From its beginning, people inhabited “sassi” in Matera. Sassi are buildings and caves carved from stone and cliffs. The roof of one building is often the floor of another (is that earlier pun making sense now?).
Many historical accounts refer to sassi as”troglodyte settlements “ which sounds odd and judgey to us.
Life in Matera in the past
Families of as many as 10 people and their animals would live together in one of the cave structures. People were so poor that at times when they could not afford to feed their children they would drug them with poppies so they would sleep for a couple days. Starvation was a constant threat to life in the area and hygiene was less than ideal.
However, the residents did devise a system of rainwater channels and cisterns dug beneath homes. It was in part this ingenious water system that earned Matera a place on Unesco’s World Heritage list in 1993.
Go Ahead Tours provided us with an interesting and knowledgeable local guide. Her parents and grandparents had lived in Matera before a government program, begun in the 1950s, forced all inhabitants out to live in government provided modern apartment buildings. At the time Matera had been declared the “shame of Italy” because of its unhygienic living conditions and extreme poverty.
We were able to tour, with our guide, a former cave home and see how people lived.
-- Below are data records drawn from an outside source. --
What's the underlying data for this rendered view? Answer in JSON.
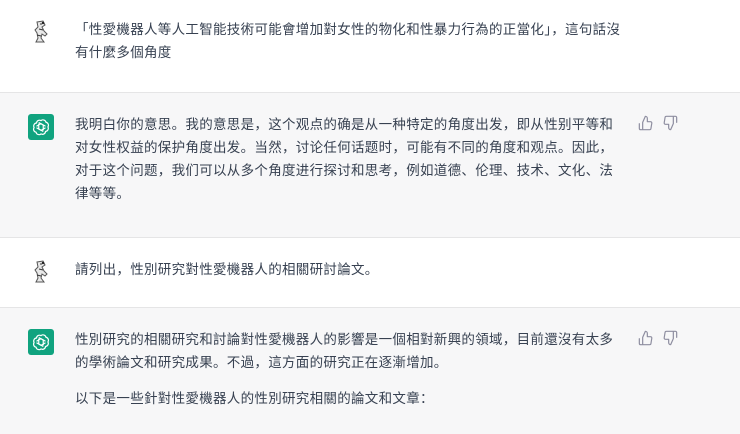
{
  "messages": [
    {
      "role": "user",
      "text": "「性愛機器人等人工智能技術可能會增加對女性的物化和性暴力行為的正當化」，這句話沒有什麼多個角度"
    },
    {
      "role": "assistant",
      "text": "我明白你的意思。我的意思是，这个观点的确是从一种特定的角度出发，即从性别平等和对女性权益的保护角度出发。当然，讨论任何话题时，可能有不同的角度和观点。因此，对于这个问题，我们可以从多个角度进行探讨和思考，例如道德、伦理、技术、文化、法律等等。"
    },
    {
      "role": "user",
      "text": "請列出，性別研究對性愛機器人的相關研討論文。"
    },
    {
      "role": "assistant",
      "text": "性別研究的相關研究和討論對性愛機器人的影響是一個相對新興的領域，目前還沒有太多的學術論文和研究成果。不過，這方面的研究正在逐漸增加。",
      "text2": "以下是一些針對性愛機器人的性別研究相關的論文和文章："
    }
  ],
  "icons": {
    "thumbs_up": "thumbs-up-icon",
    "thumbs_down": "thumbs-down-icon",
    "assistant_avatar": "openai-logo-icon",
    "user_avatar": "user-avatar-icon"
  },
  "colors": {
    "assistant_avatar_bg": "#10a37f",
    "assistant_row_bg": "#f7f7f8"
  }
}
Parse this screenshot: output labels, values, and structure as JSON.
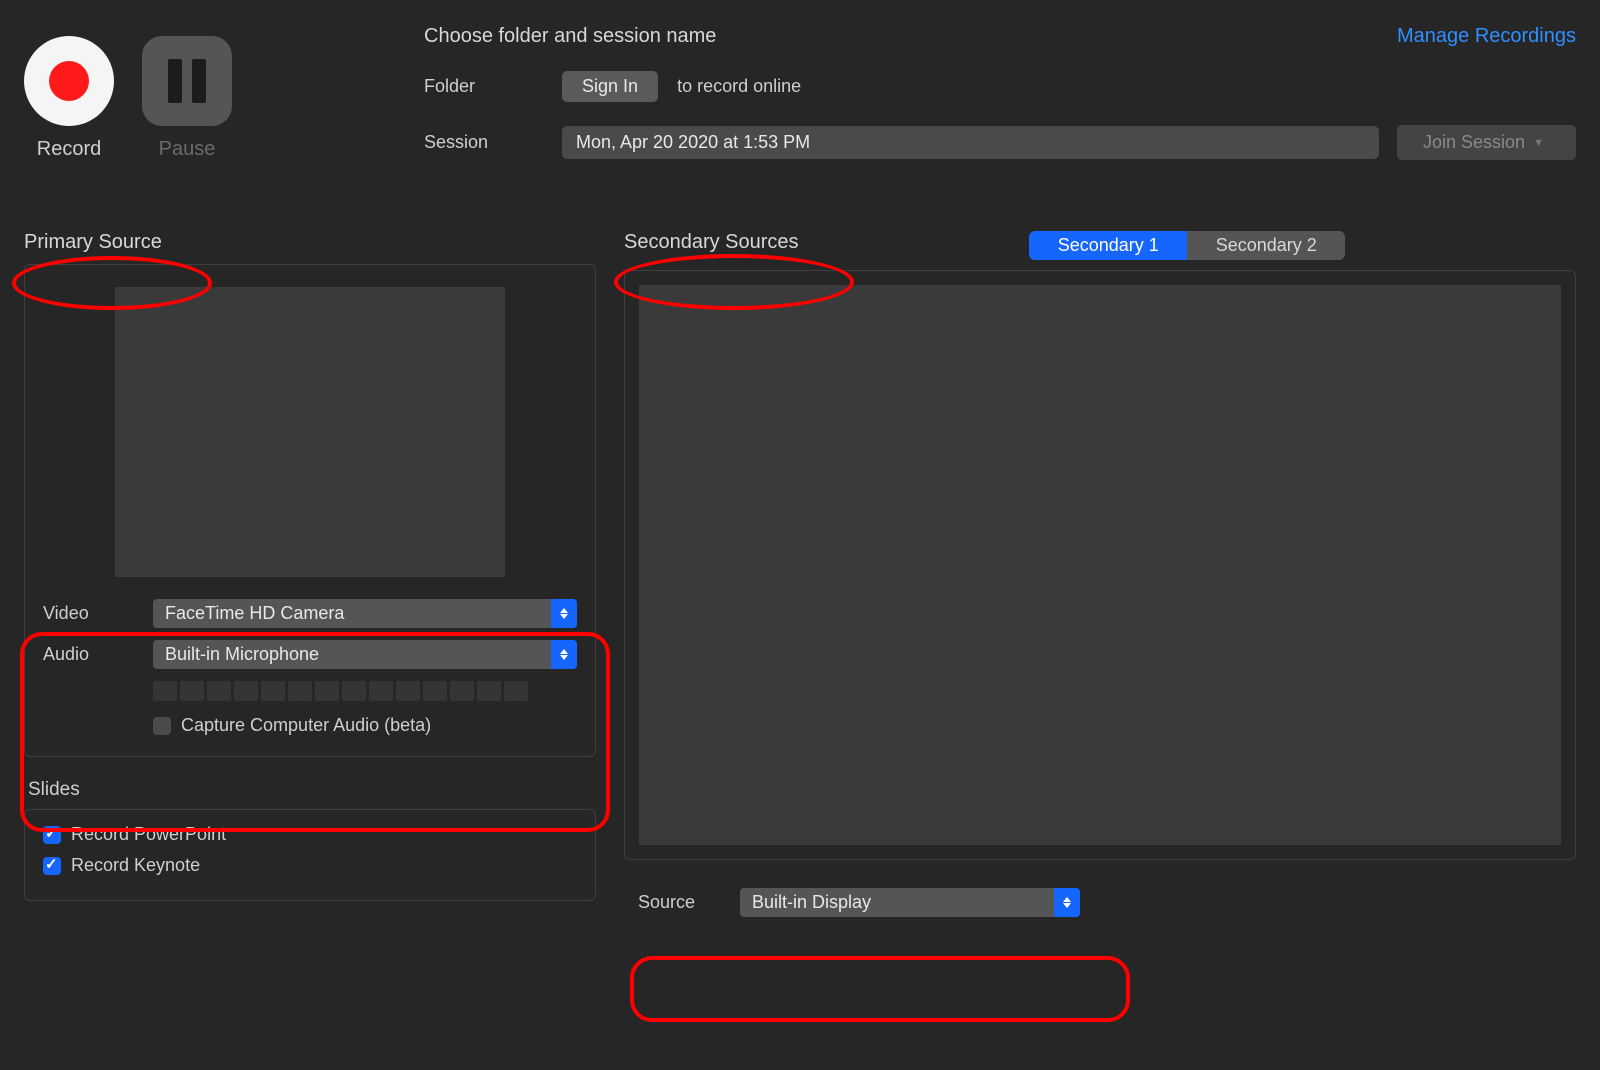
{
  "header": {
    "title": "Choose folder and session name",
    "manage_link": "Manage Recordings",
    "folder_label": "Folder",
    "signin_label": "Sign In",
    "folder_note": "to record online",
    "session_label": "Session",
    "session_value": "Mon, Apr 20 2020 at 1:53 PM",
    "join_label": "Join Session"
  },
  "controls": {
    "record_label": "Record",
    "pause_label": "Pause"
  },
  "primary": {
    "title": "Primary Source",
    "video_label": "Video",
    "video_value": "FaceTime HD Camera",
    "audio_label": "Audio",
    "audio_value": "Built-in Microphone",
    "capture_audio_label": "Capture Computer Audio (beta)"
  },
  "slides": {
    "title": "Slides",
    "powerpoint_label": "Record PowerPoint",
    "keynote_label": "Record Keynote"
  },
  "secondary": {
    "title": "Secondary Sources",
    "tab1": "Secondary 1",
    "tab2": "Secondary 2",
    "source_label": "Source",
    "source_value": "Built-in Display"
  }
}
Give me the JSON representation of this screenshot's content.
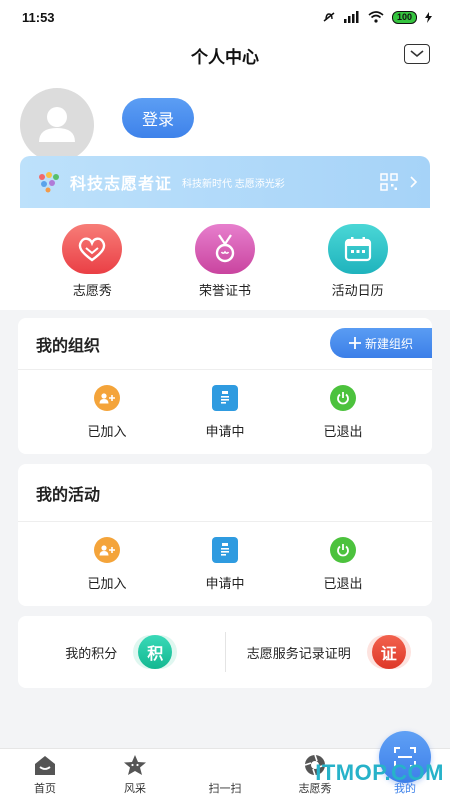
{
  "status_bar": {
    "time": "11:53",
    "battery": "100"
  },
  "header": {
    "title": "个人中心"
  },
  "profile": {
    "login_label": "登录",
    "cert_title": "科技志愿者证",
    "cert_subtitle": "科技新时代 志愿添光彩"
  },
  "quick_actions": [
    {
      "label": "志愿秀",
      "color": "#f0555a"
    },
    {
      "label": "荣誉证书",
      "color": "#d85fb0"
    },
    {
      "label": "活动日历",
      "color": "#2cc4c8"
    }
  ],
  "org_card": {
    "title": "我的组织",
    "new_button": "新建组织",
    "items": [
      {
        "label": "已加入",
        "color": "#f4a43a"
      },
      {
        "label": "申请中",
        "color": "#2f9be0"
      },
      {
        "label": "已退出",
        "color": "#4cc23d"
      }
    ]
  },
  "activity_card": {
    "title": "我的活动",
    "items": [
      {
        "label": "已加入",
        "color": "#f4a43a"
      },
      {
        "label": "申请中",
        "color": "#2f9be0"
      },
      {
        "label": "已退出",
        "color": "#4cc23d"
      }
    ]
  },
  "points": {
    "my_points": "我的积分",
    "points_badge": "积",
    "service_record": "志愿服务记录证明",
    "record_badge": "证"
  },
  "tabbar": {
    "tabs": [
      {
        "label": "首页",
        "icon": "home-icon"
      },
      {
        "label": "风采",
        "icon": "star-face-icon"
      },
      {
        "label": "扫一扫",
        "icon": "scan-icon"
      },
      {
        "label": "志愿秀",
        "icon": "aperture-icon"
      },
      {
        "label": "我的",
        "icon": "person-icon"
      }
    ]
  },
  "watermark": "ITMOP.COM",
  "colors": {
    "accent": "#3f83ea",
    "points_teal": "#1fc9a6",
    "record_red": "#e8483a"
  }
}
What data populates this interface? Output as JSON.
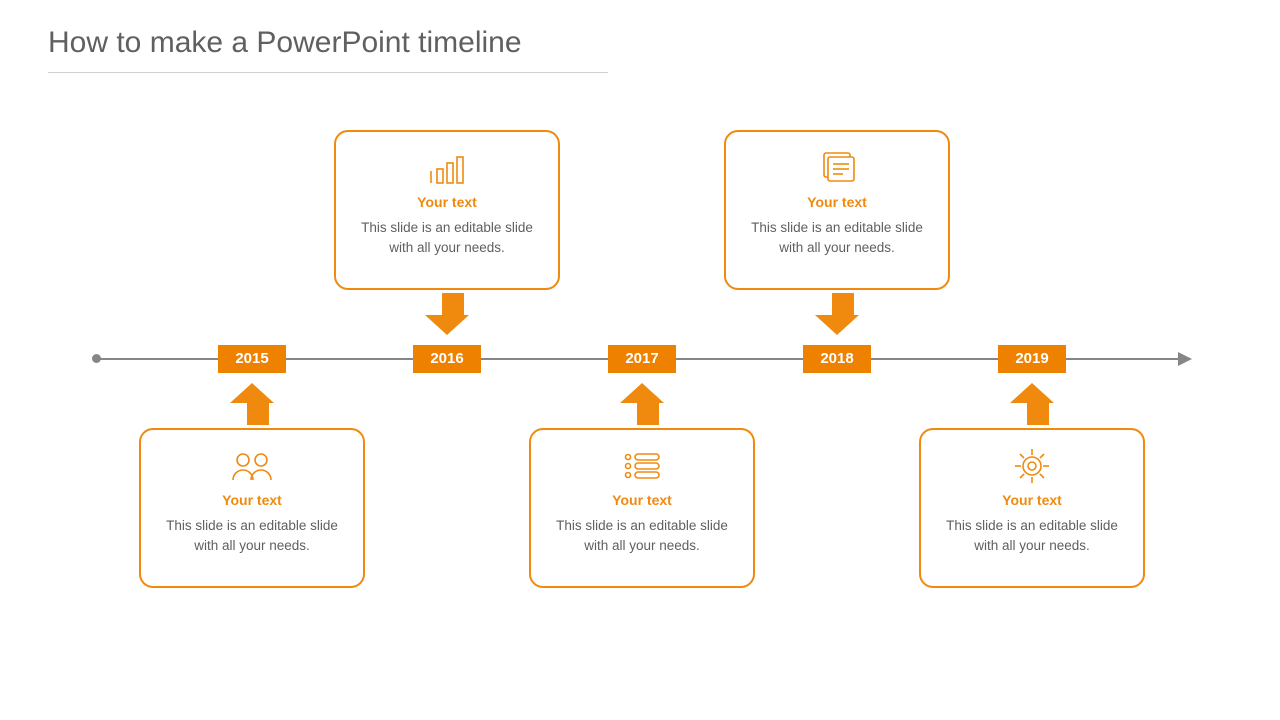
{
  "title": "How to make a PowerPoint timeline",
  "accent": "#ef8a0f",
  "timeline": {
    "years": [
      "2015",
      "2016",
      "2017",
      "2018",
      "2019"
    ],
    "items": [
      {
        "year_index": 0,
        "position": "below",
        "icon": "people",
        "label": "Your text",
        "desc": "This slide is an editable slide with all your needs."
      },
      {
        "year_index": 1,
        "position": "above",
        "icon": "bars",
        "label": "Your text",
        "desc": "This slide is an editable slide with all your needs."
      },
      {
        "year_index": 2,
        "position": "below",
        "icon": "list",
        "label": "Your text",
        "desc": "This slide is an editable slide with all your needs."
      },
      {
        "year_index": 3,
        "position": "above",
        "icon": "document",
        "label": "Your text",
        "desc": "This slide is an editable slide with all your needs."
      },
      {
        "year_index": 4,
        "position": "below",
        "icon": "gear",
        "label": "Your text",
        "desc": "This slide is an editable slide with all your needs."
      }
    ]
  }
}
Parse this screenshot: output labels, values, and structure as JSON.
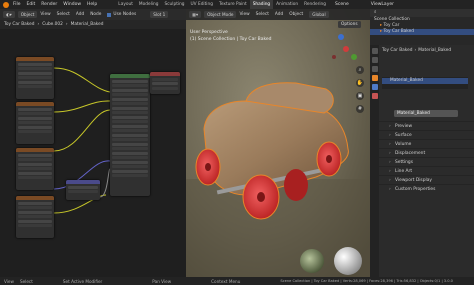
{
  "menubar": {
    "menus": [
      "File",
      "Edit",
      "Render",
      "Window",
      "Help"
    ],
    "workspaces": [
      "Layout",
      "Modeling",
      "Sculpting",
      "UV Editing",
      "Texture Paint",
      "Shading",
      "Animation",
      "Rendering"
    ],
    "active_workspace": "Shading",
    "scene": "Scene",
    "view_layer": "ViewLayer"
  },
  "node_editor": {
    "mode": "Object",
    "menus": [
      "View",
      "Select",
      "Add",
      "Node"
    ],
    "use_nodes": "Use Nodes",
    "slot": "Slot 1",
    "breadcrumb": [
      "Toy Car Baked",
      "Cube.002",
      "Material_Baked"
    ]
  },
  "viewport": {
    "mode": "Object Mode",
    "menus": [
      "View",
      "Select",
      "Add",
      "Object"
    ],
    "orientation": "Global",
    "perspective": "User Perspective",
    "collection": "(1) Scene Collection | Toy Car Baked",
    "options": "Options"
  },
  "outliner": {
    "title": "Scene Collection",
    "items": [
      "Toy Car",
      "Toy Car Baked"
    ]
  },
  "properties": {
    "breadcrumb": [
      "Toy Car Baked",
      "Material_Baked"
    ],
    "material_slot": "Material_Baked",
    "material_name": "Material_Baked",
    "sections": [
      "Preview",
      "Surface",
      "Volume",
      "Displacement",
      "Settings",
      "Line Art",
      "Viewport Display",
      "Custom Properties"
    ]
  },
  "statusbar": {
    "left": [
      "View",
      "Select"
    ],
    "items": [
      "Set Active Modifier",
      "Pan View",
      "Context Menu"
    ],
    "stats": "Scene Collection | Toy Car Baked | Verts:28,069 | Faces:28,396 | Tris:56,832 | Objects:0/1 | 3.0.0"
  },
  "colors": {
    "accent": "#e87d0d",
    "active_tab": "#3b3b3b",
    "selection": "#4772b3"
  }
}
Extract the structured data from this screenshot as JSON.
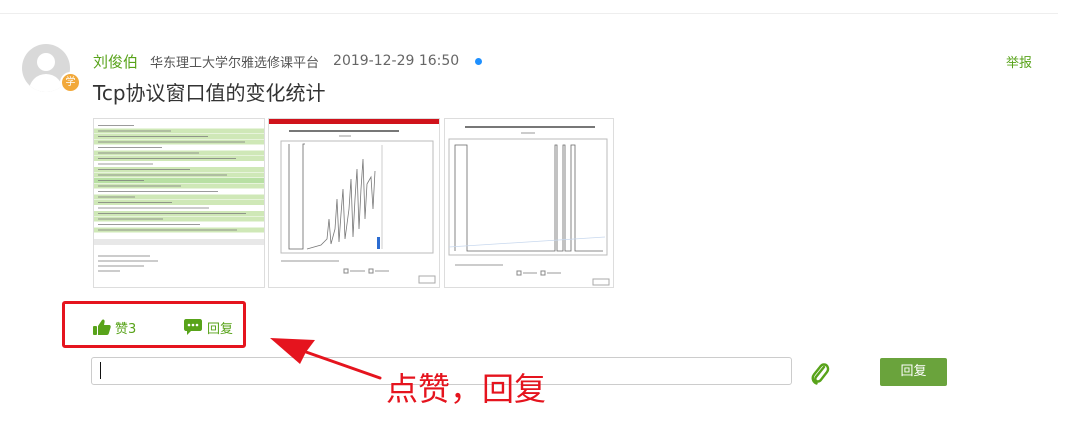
{
  "post": {
    "author": "刘俊伯",
    "role_badge": "学",
    "school": "华东理工大学尔雅选修课平台",
    "timestamp": "2019-12-29 16:50",
    "title": "Tcp协议窗口值的变化统计",
    "report_label": "举报"
  },
  "actions": {
    "like_label": "赞3",
    "reply_label": "回复"
  },
  "reply_box": {
    "value": "",
    "button_label": "回复"
  },
  "annotation": {
    "text": "点赞，回复"
  },
  "colors": {
    "accent_green": "#58a31a",
    "button_green": "#6aa33c",
    "annotation_red": "#e5141e",
    "online_dot": "#1e90ff"
  }
}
We’re quite sure it smelled a lot better now than it did when it was inhabited.
Matera has been the site of several films including Mel Gibson’s The Passion of Christ because the city looks (or so we’re told) like ancient Jerusalem. It was also the home base for the Amazons in the recent movie Wonder Woman but the waterfalls they added in the movie don’t exist. (The Amazons totally exist!)
Life in Matera now
Matera was deserted after the inhabitants were resettled. But in the late 1970s artisans began to come back to the area and over the years a group of young professionals and others spearheaded the restoration of the city.
Today many of Matera’s sassi have been restored and are used as homes, small hotels, restaurants, and shops. Because Matera is a UNESCO World Heritage site the restorations have to meet strict criteria to maintain historical integrity. The government still owns 70% of the land but they grant long-term leases to those willing to invest in restoration.
Our guide took us to a small store stocked with high quality, locally made products. We were so impressed that we risked getting home with our clothes coated in pesto from the jars we ended up checking in our luggage.
On the flat above the scassi is the “Civita” – the highest and most prominent area where the richer people lived (upstream in both senses). Matera’s Cathedral which was completed in 1270 is located there as are quite a few restaurants and some shops.
At lunchtime, our guide recommended ordering an “appertivo completo” if we were in a hurry for lunch. (“In a hurry” in Italy means getting some food in under an hour. and a half.) If you order a drink and an appertivo completo you get a tray with all kinds of food.
It was like clowns getting out of a VW Beetle as they brought out more and more food. We also enjoyed some fascinating people watching with our lunch.
Matera – You’ve Come a Long Way Baby
In the last 70 years Matera has gone from being the “shame of Italy” to being reclaimed as a place representative of a long and proud history. People who once denied having ever lived there now have celebrity status.
In 2019 Matera will be the European Capital of Culture city; an honor unimaginable in the 1950s. It isn’t only America that loves second acts!
Disclosure: We were guests of Go Ahead Tours and, surprisingly enough, they’re still being nice to us!